“Dallo psicologo ci vanno i matti”: l’ossessione di Federico Vella e le minacce prima di uccidere Lorena Isceri
Emergono altri elementi su Federico Vella, l’uomo che giovedì scorso ha ucciso l'ex fidanzata Lorena Isceri, sequestrata e gettata da un viadotto dell’autostrada A1 tra Firenze e Bologna: particolari utili a ricostruire gli ultimi giorni dell'uomo e la spirale di rabbia che ha preceduto il femminicidio.
Da quindici anni Vella si rivolgeva occasionalmente a uno psichiatra. Proprio pochi giorni prima di compiere il delitto, si era presentato nello studio del medico – incontrato per la prima volta quando aveva vent’anni – per sfogarsi della fine della relazione con Lorena, una storia durata due anni e ormai arrivata al capolinea, ma che l'uomo non voleva accettare.

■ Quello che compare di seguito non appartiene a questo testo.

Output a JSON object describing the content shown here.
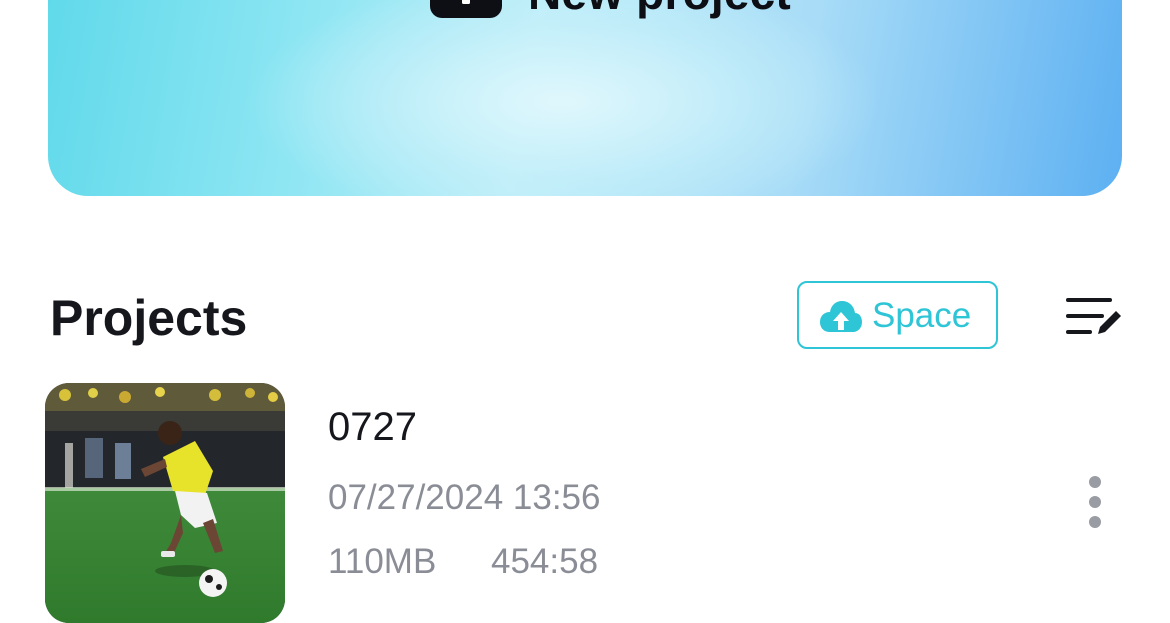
{
  "new_project": {
    "label": "New project",
    "icon": "plus-square-icon"
  },
  "projects_section": {
    "title": "Projects",
    "space_button": {
      "label": "Space",
      "icon": "cloud-upload-icon",
      "color": "#2ec5d6"
    },
    "sort_icon": "sort-edit-icon"
  },
  "projects": [
    {
      "name": "0727",
      "date": "07/27/2024 13:56",
      "size": "110MB",
      "duration": "454:58",
      "thumbnail_icon": "video-thumbnail",
      "more_icon": "more-vertical-icon"
    }
  ]
}
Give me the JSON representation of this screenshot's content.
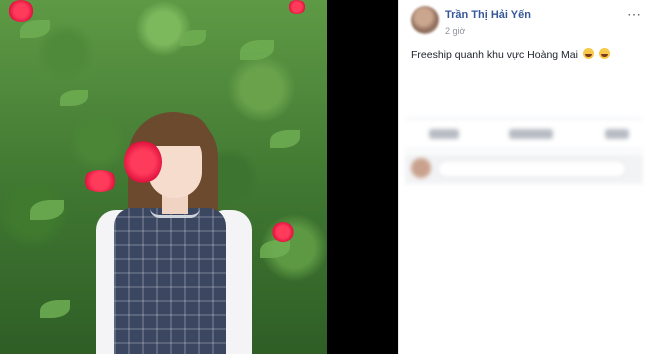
{
  "post": {
    "author": "Trần Thị Hải Yến",
    "time": "2 giờ",
    "more_icon": "⋯",
    "text": "Freeship quanh khu vực Hoàng Mai"
  },
  "icons": {
    "avatar": "avatar",
    "more": "more-options-icon",
    "emoji": "laughing-emoji-icon"
  },
  "colors": {
    "author_link": "#365899",
    "secondary_text": "#90949c",
    "body_text": "#1d2129"
  }
}
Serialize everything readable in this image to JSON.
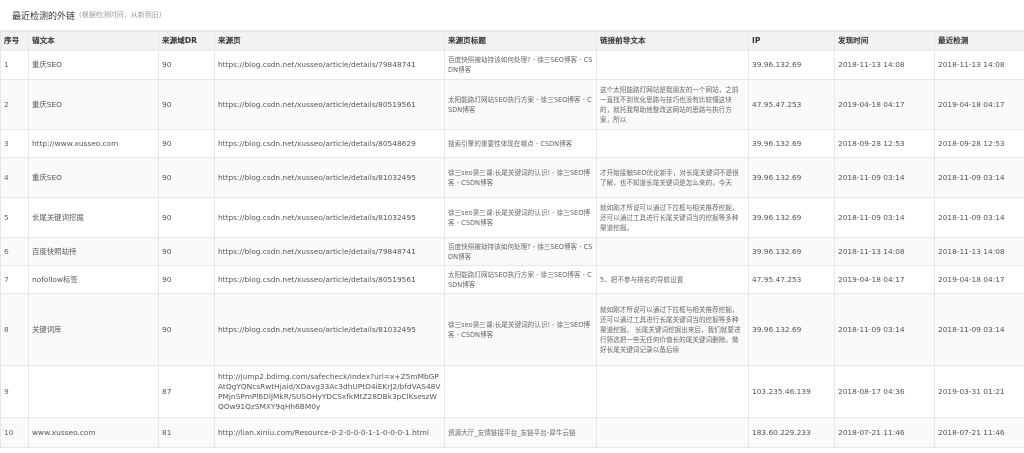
{
  "header": {
    "title": "最近检测的外链",
    "note": "(根据检测时间，从新到旧)"
  },
  "table": {
    "columns": [
      "序号",
      "锚文本",
      "来源域DR",
      "来源页",
      "来源页标题",
      "链接前导文本",
      "IP",
      "发现时间",
      "最近检测"
    ],
    "rows": [
      {
        "no": "1",
        "anchor": "重庆SEO",
        "dr": "90",
        "url": "https://blog.csdn.net/xusseo/article/details/79848741",
        "title": "百度快照被劫持该如何处理? - 徐三SEO博客 - CSDN博客",
        "lead": "",
        "ip": "39.96.132.69",
        "found": "2018-11-13 14:08",
        "last": "2018-11-13 14:08"
      },
      {
        "no": "2",
        "anchor": "重庆SEO",
        "dr": "90",
        "url": "https://blog.csdn.net/xusseo/article/details/80519561",
        "title": "太阳能路灯网站SEO执行方案 - 徐三SEO博客 - CSDN博客",
        "lead": "这个太阳能路灯网站是我朋友的一个网站，之前一直找不到优化思路与技巧也没有比较懂这块的，就托我帮助他整改这网站的思路与执行方案，所以",
        "ip": "47.95.47.253",
        "found": "2019-04-18 04:17",
        "last": "2019-04-18 04:17"
      },
      {
        "no": "3",
        "anchor": "http://www.xusseo.com",
        "dr": "90",
        "url": "https://blog.csdn.net/xusseo/article/details/80548629",
        "title": "搜索引擎的重要性体现在哪点 - CSDN博客",
        "lead": "",
        "ip": "39.96.132.69",
        "found": "2018-09-28 12:53",
        "last": "2018-09-28 12:53"
      },
      {
        "no": "4",
        "anchor": "重庆SEO",
        "dr": "90",
        "url": "https://blog.csdn.net/xusseo/article/details/81032495",
        "title": "徐三seo第三课:长尾关键词的认识! - 徐三SEO博客 - CSDN博客",
        "lead": "才开始接触SEO优化新手，对长尾关键词不是很了解，也不知道长尾关键词是怎么来的，今天",
        "ip": "39.96.132.69",
        "found": "2018-11-09 03:14",
        "last": "2018-11-09 03:14"
      },
      {
        "no": "5",
        "anchor": "长尾关键词挖掘",
        "dr": "90",
        "url": "https://blog.csdn.net/xusseo/article/details/81032495",
        "title": "徐三seo第三课:长尾关键词的认识! - 徐三SEO博客 - CSDN博客",
        "lead": "就如刚才所说可以通过下拉框与相关推荐挖掘，还可以通过工具进行长尾关键词当的挖掘等多种渠道挖掘。",
        "ip": "39.96.132.69",
        "found": "2018-11-09 03:14",
        "last": "2018-11-09 03:14"
      },
      {
        "no": "6",
        "anchor": "百度快照劫持",
        "dr": "90",
        "url": "https://blog.csdn.net/xusseo/article/details/79848741",
        "title": "百度快照被劫持该如何处理? - 徐三SEO博客 - CSDN博客",
        "lead": "",
        "ip": "39.96.132.69",
        "found": "2018-11-13 14:08",
        "last": "2018-11-13 14:08"
      },
      {
        "no": "7",
        "anchor": "nofollow标签",
        "dr": "90",
        "url": "https://blog.csdn.net/xusseo/article/details/80519561",
        "title": "太阳能路灯网站SEO执行方案 - 徐三SEO博客 - CSDN博客",
        "lead": "5、把不参与排名的导航设置",
        "ip": "47.95.47.253",
        "found": "2019-04-18 04:17",
        "last": "2019-04-18 04:17"
      },
      {
        "no": "8",
        "anchor": "关键词库",
        "dr": "90",
        "url": "https://blog.csdn.net/xusseo/article/details/81032495",
        "title": "徐三seo第三课:长尾关键词的认识! - 徐三SEO博客 - CSDN博客",
        "lead": "就如刚才所说可以通过下拉框与相关推荐挖掘，还可以通过工具进行长尾关键词当的挖掘等多种渠道挖掘。 长尾关键词挖掘出来后，我们就要进行筛选把一些无任何价值长的尾关键词删除。做好长尾关键词记录以备后续",
        "ip": "39.96.132.69",
        "found": "2018-11-09 03:14",
        "last": "2018-11-09 03:14"
      },
      {
        "no": "9",
        "anchor": "",
        "dr": "87",
        "url": "http://jump2.bdimg.com/safecheck/index?url=x+Z5mMbGPAtQgYQNcsRwtHjaid/XDavg33Ac3dhUPtO4iEKrJ2/bfdVAS48VPMjnSPmPl6DlJMkR/SUSOHyYDCSxfkMtZ28DBk3pClKseszWQOw91QzSMXY9qHh6BM0y",
        "title": "",
        "lead": "",
        "ip": "103.235.46.139",
        "found": "2018-08-17 04:36",
        "last": "2019-03-31 01:21"
      },
      {
        "no": "10",
        "anchor": "www.xusseo.com",
        "dr": "81",
        "url": "http://lian.xiniu.com/Resource-0-2-0-0-0-1-1-0-0-0-1.html",
        "title": "资源大厅_友情链接平台_友链平台-犀牛云链",
        "lead": "",
        "ip": "183.60.229.233",
        "found": "2018-07-21 11:46",
        "last": "2018-07-21 11:46"
      }
    ]
  }
}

Negli ultimi due anni le visite con lo specialista in salute mentale si erano diradate riducendosi in tutto ad appena due appuntamenti. "Era relativamente tranquillo. Relativamente", ha raccontato ieri lo psichiatra in un'intervista rilasciata ieri al Tg1. "Sono rimasto assolutamente sconvolto quando ho saputo quello che aveva fatto. Non me l’aspettavo minimamente e non c’erano segnali che potessero far temere quello che è poi accaduto". Secondo lo specialista, fino a quel momento Vella non aveva mai mostrato tratti di potenziale pericolosità o violenza, anche se gli elementi che stanno emergendo dalle indagini sembrano smentire nettamente questa tesi.
Nel corso dell'ultimo colloquio, Vella aveva riferito di aver accettato in precedenza una terapia di coppia con Lorena, interrotta però quasi subito per il suo rifiuto verso il professionista. "Sei pagato per farci lasciare", avrebbe urlato allo psicoterapeuta prima di sbattere la porta e andarsene, come riferito agli investigatori della Squadra Mobile dalla madre della vittima.
La versione fornita da Vella agli amici raccontava di un presunto tradimento di Lorena, ma la ricostruzione della famiglia della donna è opposta: era stata Lorena, ad aprile, a scoprire dei messaggi che attestavano il legame di Vella con un'altra donna, decidendo così di troncare la relazione. Da quel momento era iniziata l'ossessione dell'uomo: telefonate continue, appostamenti in palestra, tentativi esasperati di riallacciare i contatti. A metà agosto, durante l'ennesima lite, Vella l'aveva persino minacciata con un coltello. Di fronte all'evidente stato di agitazione, un amico gli aveva suggerito di farsi aiutare da uno specialista, ricevendo però un rifiuto netto: "Dallo psicologo ci vanno i matti, io sto bene, voglio solo convincerla a ritornare con me".
Mentre la Procura di Firenze prosegue le indagini per chiarire ogni dettaglio della dinamica – si attendono gli esiti degli esami tossicologici per verificare se Vella fosse sotto l'effetto di psicofarmaci, droghe o anabolizzanti -, gli accertamenti medico-legali indicano che Lorena fosse ancora viva quando è stata precipita dal viadotto dell'A1. La salma della giovane donna intanto è rientrata a Squinzano, suo paese d'origine in Puglia, dove l'amministrazione comunale ha proclamato il lutto cittadino. Oggi pomeriggio alle 17, nella chiesa dove era stata battezzata, si terranno i funerali per darle l'ultimo saluto.